I’ve already written about Dorothy L Sayers’ Lord Peter Wimsey mysteries, but Gaudy Night, the penultimate book in the series, deserves a post of its own. Gaudy Night does not conform to genre conventions. Yes, it is a mystery, but it is also much, much more: a literary novel containing a story of a woman coming to terms with both her past and her future, a reflection on a writer’s role in giving life to fictional characters, and one of the best romances I’ve ever read, between Lord Peter and Harriet Vane.

Although Lord Peter appears in it, it’s really Harriet’s story. Returning to her alma mater at Oxford for an alumnae reunion (the titular Gaudy Night), Harriet is apprehensive about how she will be received. She has, after all, in the years since she graduated, been on trial for murder and had her scandalous personal life splashed across the tabloid headlines. (Remember that in the 1930s an unmarried woman living with a man would be a social outcast.) On her arrival, she is surprised to find that the dons (the teachers) are glad to see her. Shortly afterwards, when a nasty prankster with a poison pen begins making trouble at the college, they ask for her help. Harriet returns and takes up residence, ostensibly doing research for a book, but really to nose out trouble. She turns to Lord Peter for help as the malicious behaviour escalates, and she herself is attacked with murderous intent.

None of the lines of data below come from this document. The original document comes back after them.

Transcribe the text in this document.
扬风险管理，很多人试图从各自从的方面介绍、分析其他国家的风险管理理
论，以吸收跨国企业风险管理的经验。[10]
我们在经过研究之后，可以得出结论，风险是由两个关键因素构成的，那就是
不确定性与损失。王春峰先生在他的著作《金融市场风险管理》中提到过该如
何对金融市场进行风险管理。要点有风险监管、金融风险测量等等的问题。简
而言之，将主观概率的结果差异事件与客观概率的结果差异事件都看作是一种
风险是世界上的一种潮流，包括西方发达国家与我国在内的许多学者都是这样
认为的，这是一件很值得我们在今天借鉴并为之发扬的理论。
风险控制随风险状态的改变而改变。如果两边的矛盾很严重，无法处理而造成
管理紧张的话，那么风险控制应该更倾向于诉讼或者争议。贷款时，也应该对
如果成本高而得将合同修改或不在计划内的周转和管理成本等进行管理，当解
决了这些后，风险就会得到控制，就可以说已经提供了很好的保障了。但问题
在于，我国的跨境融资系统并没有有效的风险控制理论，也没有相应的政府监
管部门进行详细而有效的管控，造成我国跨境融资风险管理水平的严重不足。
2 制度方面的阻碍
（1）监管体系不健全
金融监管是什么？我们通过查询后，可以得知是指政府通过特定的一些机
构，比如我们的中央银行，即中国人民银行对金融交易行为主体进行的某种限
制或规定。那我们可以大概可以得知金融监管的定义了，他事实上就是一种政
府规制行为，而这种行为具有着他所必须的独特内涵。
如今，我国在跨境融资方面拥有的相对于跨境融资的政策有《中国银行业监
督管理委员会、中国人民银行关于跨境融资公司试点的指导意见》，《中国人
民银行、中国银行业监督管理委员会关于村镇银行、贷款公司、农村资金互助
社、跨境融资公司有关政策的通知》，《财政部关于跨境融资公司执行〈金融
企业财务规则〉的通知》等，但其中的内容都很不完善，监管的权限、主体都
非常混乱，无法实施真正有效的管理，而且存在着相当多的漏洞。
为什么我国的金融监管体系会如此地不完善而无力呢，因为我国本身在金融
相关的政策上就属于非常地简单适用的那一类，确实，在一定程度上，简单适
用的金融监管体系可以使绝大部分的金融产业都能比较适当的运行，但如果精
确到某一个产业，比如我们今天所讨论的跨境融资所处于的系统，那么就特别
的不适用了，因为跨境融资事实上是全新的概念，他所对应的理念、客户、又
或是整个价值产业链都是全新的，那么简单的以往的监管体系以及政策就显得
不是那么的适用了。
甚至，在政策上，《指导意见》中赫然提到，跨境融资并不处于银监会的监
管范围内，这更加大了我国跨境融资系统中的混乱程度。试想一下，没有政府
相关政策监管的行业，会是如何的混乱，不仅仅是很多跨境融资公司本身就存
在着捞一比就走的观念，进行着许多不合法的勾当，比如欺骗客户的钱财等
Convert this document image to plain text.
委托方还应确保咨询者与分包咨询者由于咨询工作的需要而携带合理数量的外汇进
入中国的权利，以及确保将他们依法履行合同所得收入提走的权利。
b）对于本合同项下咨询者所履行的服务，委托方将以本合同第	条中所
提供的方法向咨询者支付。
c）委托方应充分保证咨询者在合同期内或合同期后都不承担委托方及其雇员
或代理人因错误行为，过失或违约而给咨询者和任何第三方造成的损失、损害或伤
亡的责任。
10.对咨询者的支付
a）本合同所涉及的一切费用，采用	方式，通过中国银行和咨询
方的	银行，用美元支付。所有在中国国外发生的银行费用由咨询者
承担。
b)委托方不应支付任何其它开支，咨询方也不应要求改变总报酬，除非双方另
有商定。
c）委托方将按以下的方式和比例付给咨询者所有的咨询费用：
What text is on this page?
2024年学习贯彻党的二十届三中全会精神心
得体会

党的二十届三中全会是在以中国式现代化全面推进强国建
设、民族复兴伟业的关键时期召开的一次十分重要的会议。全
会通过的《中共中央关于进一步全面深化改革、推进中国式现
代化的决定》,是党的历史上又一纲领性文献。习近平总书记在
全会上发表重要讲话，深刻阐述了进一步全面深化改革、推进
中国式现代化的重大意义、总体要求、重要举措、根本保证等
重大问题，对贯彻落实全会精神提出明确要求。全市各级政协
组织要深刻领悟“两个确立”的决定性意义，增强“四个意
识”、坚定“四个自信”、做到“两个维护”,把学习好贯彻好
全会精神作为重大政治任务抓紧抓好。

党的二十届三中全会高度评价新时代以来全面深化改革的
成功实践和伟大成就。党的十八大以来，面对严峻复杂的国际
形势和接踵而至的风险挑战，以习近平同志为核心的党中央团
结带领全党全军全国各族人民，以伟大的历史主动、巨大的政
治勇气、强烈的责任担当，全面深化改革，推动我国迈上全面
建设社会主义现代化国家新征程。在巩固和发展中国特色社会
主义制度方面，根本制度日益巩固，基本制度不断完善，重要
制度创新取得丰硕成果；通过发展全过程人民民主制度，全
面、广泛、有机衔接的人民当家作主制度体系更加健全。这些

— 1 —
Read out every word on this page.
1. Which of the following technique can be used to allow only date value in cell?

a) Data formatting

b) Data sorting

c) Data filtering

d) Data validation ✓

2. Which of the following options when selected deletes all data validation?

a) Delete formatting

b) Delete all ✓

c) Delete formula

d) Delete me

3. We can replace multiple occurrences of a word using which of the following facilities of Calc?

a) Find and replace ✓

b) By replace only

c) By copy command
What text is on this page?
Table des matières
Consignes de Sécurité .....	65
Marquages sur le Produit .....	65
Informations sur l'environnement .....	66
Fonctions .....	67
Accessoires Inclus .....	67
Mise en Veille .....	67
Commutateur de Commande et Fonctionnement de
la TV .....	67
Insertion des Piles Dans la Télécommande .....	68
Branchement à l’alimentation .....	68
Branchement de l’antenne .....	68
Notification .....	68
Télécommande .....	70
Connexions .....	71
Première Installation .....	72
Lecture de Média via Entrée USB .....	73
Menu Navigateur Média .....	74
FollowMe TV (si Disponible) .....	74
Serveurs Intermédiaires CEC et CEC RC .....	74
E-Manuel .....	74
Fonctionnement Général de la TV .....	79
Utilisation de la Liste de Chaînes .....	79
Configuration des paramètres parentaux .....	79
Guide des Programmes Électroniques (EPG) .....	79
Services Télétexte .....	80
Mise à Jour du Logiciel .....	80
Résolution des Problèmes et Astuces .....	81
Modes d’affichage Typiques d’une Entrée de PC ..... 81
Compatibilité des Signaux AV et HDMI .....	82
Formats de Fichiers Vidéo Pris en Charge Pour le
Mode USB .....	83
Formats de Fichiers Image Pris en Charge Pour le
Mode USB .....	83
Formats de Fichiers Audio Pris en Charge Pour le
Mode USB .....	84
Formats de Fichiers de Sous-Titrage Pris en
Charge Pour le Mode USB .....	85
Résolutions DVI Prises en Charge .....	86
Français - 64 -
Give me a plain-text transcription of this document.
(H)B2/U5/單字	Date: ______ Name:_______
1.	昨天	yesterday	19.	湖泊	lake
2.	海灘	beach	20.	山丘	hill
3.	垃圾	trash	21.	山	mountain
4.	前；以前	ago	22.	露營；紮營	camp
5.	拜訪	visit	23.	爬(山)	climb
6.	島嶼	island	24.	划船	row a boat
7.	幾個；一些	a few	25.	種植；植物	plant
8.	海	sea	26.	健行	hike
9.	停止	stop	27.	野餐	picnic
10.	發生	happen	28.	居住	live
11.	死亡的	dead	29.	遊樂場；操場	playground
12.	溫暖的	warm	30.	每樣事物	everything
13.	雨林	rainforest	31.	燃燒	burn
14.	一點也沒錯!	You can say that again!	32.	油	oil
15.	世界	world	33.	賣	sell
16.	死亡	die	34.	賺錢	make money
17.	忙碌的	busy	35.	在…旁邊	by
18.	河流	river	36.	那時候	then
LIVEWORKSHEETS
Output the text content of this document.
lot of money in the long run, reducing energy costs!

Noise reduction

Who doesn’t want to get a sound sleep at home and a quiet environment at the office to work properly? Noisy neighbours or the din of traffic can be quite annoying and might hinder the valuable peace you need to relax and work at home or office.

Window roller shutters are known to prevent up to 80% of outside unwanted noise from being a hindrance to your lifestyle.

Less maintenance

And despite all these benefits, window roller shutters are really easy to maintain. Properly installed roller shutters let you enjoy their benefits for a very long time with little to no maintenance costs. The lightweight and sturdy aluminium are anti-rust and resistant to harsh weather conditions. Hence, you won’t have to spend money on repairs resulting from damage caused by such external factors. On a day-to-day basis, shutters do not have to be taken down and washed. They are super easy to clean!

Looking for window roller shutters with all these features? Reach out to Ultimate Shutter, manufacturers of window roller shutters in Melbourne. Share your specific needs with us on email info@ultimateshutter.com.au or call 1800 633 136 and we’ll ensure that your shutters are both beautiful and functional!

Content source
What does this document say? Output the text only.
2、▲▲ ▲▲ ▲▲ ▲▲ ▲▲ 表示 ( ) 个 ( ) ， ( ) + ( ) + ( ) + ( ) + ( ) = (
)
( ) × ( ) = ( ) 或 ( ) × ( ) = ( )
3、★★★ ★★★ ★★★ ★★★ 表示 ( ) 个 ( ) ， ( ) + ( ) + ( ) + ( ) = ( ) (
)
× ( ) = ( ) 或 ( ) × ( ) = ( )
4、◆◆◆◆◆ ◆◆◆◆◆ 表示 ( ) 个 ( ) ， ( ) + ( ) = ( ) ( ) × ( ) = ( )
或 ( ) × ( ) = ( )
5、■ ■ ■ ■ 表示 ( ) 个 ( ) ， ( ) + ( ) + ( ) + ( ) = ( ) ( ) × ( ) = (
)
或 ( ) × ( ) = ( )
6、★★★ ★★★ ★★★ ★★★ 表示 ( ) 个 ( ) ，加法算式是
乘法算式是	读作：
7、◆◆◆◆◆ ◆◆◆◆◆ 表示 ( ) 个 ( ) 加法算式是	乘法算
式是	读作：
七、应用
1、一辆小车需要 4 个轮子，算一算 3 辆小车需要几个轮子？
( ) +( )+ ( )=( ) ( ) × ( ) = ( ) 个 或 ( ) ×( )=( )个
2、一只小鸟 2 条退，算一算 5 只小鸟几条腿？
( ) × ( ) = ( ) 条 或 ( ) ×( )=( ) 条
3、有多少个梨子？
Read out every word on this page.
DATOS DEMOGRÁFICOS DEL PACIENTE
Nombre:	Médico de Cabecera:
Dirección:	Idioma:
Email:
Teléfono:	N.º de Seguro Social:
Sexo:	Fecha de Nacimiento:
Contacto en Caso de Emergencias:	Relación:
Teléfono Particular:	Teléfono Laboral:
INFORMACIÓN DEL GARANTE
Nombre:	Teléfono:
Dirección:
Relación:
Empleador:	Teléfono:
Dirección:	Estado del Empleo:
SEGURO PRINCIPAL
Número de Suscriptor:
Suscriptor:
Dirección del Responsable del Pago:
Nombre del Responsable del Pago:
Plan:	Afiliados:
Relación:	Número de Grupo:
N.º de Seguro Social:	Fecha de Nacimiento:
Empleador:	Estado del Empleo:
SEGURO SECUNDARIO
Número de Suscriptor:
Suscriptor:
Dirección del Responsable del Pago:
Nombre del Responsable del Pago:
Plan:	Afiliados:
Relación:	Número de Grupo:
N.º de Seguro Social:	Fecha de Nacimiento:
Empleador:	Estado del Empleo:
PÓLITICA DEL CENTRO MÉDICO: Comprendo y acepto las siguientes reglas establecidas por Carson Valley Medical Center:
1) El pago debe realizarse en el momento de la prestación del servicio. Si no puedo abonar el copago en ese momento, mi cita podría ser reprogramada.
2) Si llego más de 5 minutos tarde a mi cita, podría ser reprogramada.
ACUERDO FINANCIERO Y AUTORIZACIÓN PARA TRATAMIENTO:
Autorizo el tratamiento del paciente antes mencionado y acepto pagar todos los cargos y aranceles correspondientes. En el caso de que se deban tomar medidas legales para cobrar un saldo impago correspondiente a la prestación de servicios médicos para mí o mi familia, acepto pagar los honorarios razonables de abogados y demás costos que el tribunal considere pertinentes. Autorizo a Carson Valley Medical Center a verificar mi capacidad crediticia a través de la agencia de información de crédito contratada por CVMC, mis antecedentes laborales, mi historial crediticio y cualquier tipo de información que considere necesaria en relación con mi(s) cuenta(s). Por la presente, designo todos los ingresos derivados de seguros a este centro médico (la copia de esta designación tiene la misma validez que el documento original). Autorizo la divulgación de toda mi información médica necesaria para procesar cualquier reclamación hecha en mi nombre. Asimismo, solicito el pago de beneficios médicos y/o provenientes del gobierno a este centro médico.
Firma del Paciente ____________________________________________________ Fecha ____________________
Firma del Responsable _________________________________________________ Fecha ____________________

Anyone looking for a fast-paced thriller with lots of gore, forget it, and if you value plot over character development, this probably isn’t for you either. By modern crime novel standards, Gaudy Night is slow-moving and almost non-violent. One character is driven to attempt suicide and Harriet is injured, but no one dies.

Personally, I remember characters, not plots. If a writer’s work doesn’t include memorable characters, I won’t be back for more, no matter how intricate or surprising the plot is, but this book is one I have reread several times. Part of the appeal, particularly for aspiring writers, is watching Harriet struggle to bring her fictional characters to life, to make them well-rounded, believable human beings. Harriet Vane can be seen as Sayers’ alter ego, wrestling with the same problems Sayers wrestled with, and, we might hope, succeeding as well as Sayers did.

Audience: Teen and up. No sex, minimal violence.